Così leggo anch’io! è l’iniziativa nata nove anni fa per la Comunicazione Aumentativa Alternativa (caa) che permette, tramite uno speciale linguaggio fatto si immagini e simboli, di far accedere alla lettura anche bambini ed adolescenti con gravi carenze comunicative. Tra le principali attrici del progetto Francesca Drogo, Daniela Piccinelli, Monica Roversi ed Elisa Inselvini.

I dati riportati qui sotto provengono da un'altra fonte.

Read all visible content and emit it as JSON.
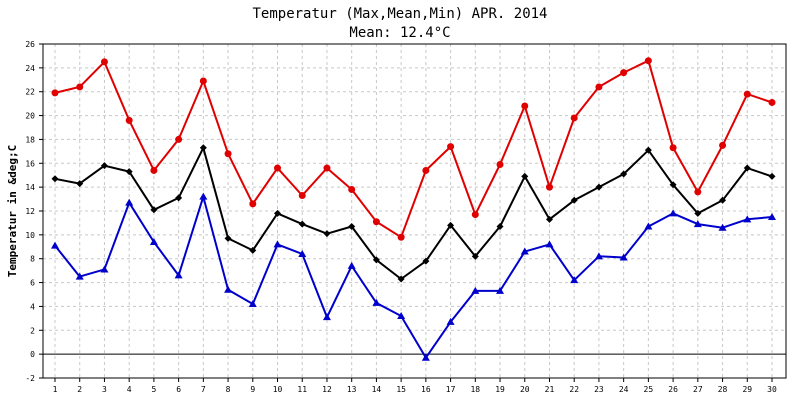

Nato grazie alla collaborazione dell’Istituto Comprensivo di Rezzato con la Biblioteca comunale del paese, Così leggo anch’io! si è oramai aperto ad a terreni più estesi: il merito va soprattutto alle maestre che negli anni hanno saputo lavorare e diffondere le proprie competenze. Sono entrati nell’equipe anche la Neuropsichiatria Infantile degli Spedali Civili, il Cdd Natale Elli di Rezzato, educatori, logopediste e uno psicoterapeuta.
La promozione della Comunicazione Aumentativa Alternativa non deve limitarsi solo al territorio rezzatese. Il progetto si sta ampliando cercando e sta provando a coinvolgere sempre più biblioteche. Sarebbe bello trovare sempre uno scaffale dedicato anche ai bisogni dei lettori svantaggiati. Non è sufficiente esporre i titoli: sarebbe sempre opportuno un percorso di formazione per poter offrire un servizio garante di reale e autentica inclusione. Il mondo della lettura, infatti, non deve essere negato a nessun ragazzo.
L’Istituto Comprensivo di Rezzato dal settembre 2017 ha creato un’importante rete chiamata Rete di scuole per comuniCaare. Il gruppo di lavoro è composto da quindici istituti comprensivi di tutta la provincia che con passione e professionalità provano a progettare lavori e iniziative di inclusione grazie alla Comunicazione Aumentativa Alternativa.